GAM gèle un fonds de 7,3 milliards de francs
Après avoir suspendu son directeur des investissements, placé sous enquête interne, le gestionnaire d’actifs zurichois fait face à un reflux massif de ses investisseurs. GAM a notamment bloqué le négoce d’un important fonds
«Si GAM avait répondu à toutes les demandes de rachat, les portefeuilles se seraient de fait retrouvés avec moins de liquidités» MICHAEL KUNZ, ANALYSTE DE LA BANQUE CANTONALE DE ZURICH
De pire en pire. Voilà comment Michael Kunz, analyste de la Banque cantonale de Zurich (ZKB), décrit la situation dans laquelle se trouve GAM Holding. La société de gestion d’actifs, basée à Zurich, a annoncé jeudi le gel de toutes transactions sur des fonds représentant 7,3 milliards de francs d’actifs – la masse sous gestion de l’entreprise s’élevait à 163,8 milliards de francs au 30 juin dernier. «GAM n’avait pas le choix, elle devait réagir vite», note pour sa part René Morgenthaler, de la banque Bonhôte & Cie.
La société se devait de juguler l’hémorragie: après l’annonce mardi de la mise sous enquête et de la suspension de son directeur des investissements, Tim Haywood, les fonds sous sa supervision ont essuyé des retraits en cascade des investisseurs.
«Ce gel du fonds n’est pas surprenant», relève Andreas Venditti, analyste chez Vontobel. «Si GAM avait répondu à toutes les demandes de rachat, les portefeuilles se seraient de fait retrouvés avec moins de liquidités», précise Michael Kunz. Ce dernier ose même une comparaison avec la crise financière de 2008: «A l’époque, les retraits massifs d’investisseurs avaient aussi entraîné la suspension de nombreux fonds, dont un certain nombre avaient ensuite dû être clôturés.»
Gestion du risque à revoir
La porte-parole de GAM juge la comparaison exagérée: «Le gel des transactions n’a été décidé que pour assurer une égalité de traitement entre tous nos investisseurs», souligne Elena Logutenkova.
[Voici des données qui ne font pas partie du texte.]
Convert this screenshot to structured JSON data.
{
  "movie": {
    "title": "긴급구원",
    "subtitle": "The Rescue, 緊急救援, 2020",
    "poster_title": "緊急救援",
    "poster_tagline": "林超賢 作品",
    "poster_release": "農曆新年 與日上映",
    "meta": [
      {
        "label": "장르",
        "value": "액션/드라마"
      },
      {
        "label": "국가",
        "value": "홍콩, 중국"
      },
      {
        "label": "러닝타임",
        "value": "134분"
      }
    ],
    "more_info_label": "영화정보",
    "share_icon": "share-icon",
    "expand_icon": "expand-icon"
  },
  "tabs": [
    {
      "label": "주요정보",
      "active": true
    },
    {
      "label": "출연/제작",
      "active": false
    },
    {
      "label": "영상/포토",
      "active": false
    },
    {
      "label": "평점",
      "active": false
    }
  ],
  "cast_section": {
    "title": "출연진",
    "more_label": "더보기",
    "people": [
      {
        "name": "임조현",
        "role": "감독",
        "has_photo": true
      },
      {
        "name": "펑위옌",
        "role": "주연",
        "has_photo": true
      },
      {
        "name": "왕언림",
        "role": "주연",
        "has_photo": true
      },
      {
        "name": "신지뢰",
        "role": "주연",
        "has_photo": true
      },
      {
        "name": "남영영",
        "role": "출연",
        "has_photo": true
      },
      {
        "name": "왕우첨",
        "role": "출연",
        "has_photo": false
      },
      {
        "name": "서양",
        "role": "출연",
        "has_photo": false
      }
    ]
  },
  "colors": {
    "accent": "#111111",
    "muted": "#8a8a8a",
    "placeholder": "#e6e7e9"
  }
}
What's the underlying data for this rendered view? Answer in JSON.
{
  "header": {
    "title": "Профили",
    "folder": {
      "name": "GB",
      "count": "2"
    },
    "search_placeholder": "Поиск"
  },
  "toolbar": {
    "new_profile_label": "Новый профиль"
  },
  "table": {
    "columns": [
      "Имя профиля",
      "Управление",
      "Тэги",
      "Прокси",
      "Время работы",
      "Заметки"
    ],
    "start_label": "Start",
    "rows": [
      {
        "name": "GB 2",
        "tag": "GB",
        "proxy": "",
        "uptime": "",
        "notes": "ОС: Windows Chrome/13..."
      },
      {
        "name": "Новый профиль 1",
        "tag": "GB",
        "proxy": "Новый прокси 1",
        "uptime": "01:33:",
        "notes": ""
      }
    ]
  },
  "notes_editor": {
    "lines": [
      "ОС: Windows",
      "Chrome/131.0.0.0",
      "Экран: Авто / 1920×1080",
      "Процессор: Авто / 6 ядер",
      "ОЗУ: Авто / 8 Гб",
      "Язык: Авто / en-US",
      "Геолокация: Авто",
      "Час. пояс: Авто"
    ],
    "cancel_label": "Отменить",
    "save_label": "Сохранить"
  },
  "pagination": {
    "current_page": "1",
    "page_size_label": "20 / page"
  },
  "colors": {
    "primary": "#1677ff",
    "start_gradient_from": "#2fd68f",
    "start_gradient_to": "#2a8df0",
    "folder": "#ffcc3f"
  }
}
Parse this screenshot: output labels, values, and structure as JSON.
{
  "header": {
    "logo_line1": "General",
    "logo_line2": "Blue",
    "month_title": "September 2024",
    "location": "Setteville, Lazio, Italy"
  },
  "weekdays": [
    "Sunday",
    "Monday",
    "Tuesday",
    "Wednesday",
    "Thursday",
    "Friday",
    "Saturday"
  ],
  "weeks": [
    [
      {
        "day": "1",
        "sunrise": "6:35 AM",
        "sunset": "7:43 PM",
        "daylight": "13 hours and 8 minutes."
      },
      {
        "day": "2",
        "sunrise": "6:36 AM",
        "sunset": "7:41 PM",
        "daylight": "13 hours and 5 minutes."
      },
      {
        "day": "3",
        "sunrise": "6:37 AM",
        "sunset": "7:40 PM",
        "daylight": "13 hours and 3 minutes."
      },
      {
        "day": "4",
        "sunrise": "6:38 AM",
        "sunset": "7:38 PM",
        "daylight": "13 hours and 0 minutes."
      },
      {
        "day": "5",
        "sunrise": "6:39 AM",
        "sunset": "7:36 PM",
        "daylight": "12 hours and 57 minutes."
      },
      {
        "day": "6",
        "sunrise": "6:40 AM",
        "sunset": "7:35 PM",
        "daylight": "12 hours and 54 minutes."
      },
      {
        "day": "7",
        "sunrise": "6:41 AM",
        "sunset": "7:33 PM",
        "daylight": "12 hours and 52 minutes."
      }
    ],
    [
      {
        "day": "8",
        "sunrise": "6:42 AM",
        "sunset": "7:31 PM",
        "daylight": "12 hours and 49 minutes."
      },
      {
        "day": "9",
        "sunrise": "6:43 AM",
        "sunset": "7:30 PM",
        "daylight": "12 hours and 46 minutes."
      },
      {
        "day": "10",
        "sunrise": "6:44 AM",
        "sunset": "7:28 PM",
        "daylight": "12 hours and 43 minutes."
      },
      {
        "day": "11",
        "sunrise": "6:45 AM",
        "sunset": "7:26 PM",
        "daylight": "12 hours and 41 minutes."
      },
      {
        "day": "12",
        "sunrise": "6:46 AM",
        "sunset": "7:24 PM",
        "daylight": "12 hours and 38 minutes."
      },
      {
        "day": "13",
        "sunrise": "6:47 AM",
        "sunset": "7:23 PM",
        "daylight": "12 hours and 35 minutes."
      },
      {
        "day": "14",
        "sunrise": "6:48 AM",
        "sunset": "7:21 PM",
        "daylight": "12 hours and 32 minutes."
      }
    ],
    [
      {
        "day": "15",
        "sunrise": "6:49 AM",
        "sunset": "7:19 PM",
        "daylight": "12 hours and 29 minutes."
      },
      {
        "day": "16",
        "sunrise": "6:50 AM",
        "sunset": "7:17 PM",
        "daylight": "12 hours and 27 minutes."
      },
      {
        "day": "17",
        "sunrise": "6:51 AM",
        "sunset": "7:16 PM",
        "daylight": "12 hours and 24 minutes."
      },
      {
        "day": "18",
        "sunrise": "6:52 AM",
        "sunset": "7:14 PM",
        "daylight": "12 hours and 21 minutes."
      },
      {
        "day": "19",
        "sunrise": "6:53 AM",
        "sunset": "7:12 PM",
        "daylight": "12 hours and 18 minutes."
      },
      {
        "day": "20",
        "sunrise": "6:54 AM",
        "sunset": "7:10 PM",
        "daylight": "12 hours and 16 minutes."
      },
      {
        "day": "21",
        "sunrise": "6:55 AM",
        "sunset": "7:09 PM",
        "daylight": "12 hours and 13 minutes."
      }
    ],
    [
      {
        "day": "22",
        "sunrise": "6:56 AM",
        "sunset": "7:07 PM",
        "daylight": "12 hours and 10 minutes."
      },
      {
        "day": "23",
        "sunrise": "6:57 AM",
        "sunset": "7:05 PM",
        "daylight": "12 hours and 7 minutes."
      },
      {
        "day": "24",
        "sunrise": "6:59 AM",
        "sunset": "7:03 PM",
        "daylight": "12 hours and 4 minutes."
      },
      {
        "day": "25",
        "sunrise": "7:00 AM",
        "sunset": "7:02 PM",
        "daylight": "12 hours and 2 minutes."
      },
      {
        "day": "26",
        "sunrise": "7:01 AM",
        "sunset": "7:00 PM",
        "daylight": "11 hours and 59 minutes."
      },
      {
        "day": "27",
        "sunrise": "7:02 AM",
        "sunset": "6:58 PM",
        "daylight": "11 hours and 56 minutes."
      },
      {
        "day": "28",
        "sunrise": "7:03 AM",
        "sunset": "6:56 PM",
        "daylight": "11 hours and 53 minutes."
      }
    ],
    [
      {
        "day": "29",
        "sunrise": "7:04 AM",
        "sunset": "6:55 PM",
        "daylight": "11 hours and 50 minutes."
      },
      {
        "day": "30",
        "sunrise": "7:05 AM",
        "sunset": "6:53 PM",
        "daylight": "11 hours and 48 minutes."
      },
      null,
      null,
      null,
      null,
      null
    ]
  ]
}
Ainsi, même le plus modeste d’entre eux, qui n’aurait pas suivi l’actualité pendant ses vacances, ne se retrouvera pas désavantagé.
Peu d’informations filtrent en revanche sur ce que la société reproche à Tim Haywood. «Les investigations portent sur ses procédures de gestion du risque et sur ses obligations de documenter certaines décisions», note l’entreprise qui ne remet pas en question l’honnêteté de son collaborateur. «Cela laisse néanmoins entendre qu’il y a eu une erreur», relèvent les analystes. Soit il n’a pas suivi la procédure, soit celle-ci s’est avérée insuffisante.
Elena Logutenkova rappelle en outre qu’aucun autre département de la société n’est concerné par l’enquête en cours. Les fonds gelés sont des fonds d’obligations à rendement absolu (Absolute return
bond fund, ARBF), une stratégie financière permettant d’obtenir une performance toujours positive. «Nos autres divisions demeurent robustes et poursuivent leurs activités normalement.»
Reste que l’annonce de la suspension de Tim Haywood a généré suffisamment d’incertitudes pour que le titre de la société chute de plus de 25% à la bourse suisse depuis le début de la semaine.
Plusieurs mois d’enquête
Pour espérer restaurer la solide renommée dont elle bénéficiait, en particulier outre-Sarine, «la société va devoir apporter rapidement des réponses, mais aussi prendre des mesures», insiste René Morgenthaler. Parmi elles figure la possibilité de liquider le fonds. L’enquête interne prendra plusieurs semaines, voire des mois. Dans l’intervalle, le titre devrait rester sous pression.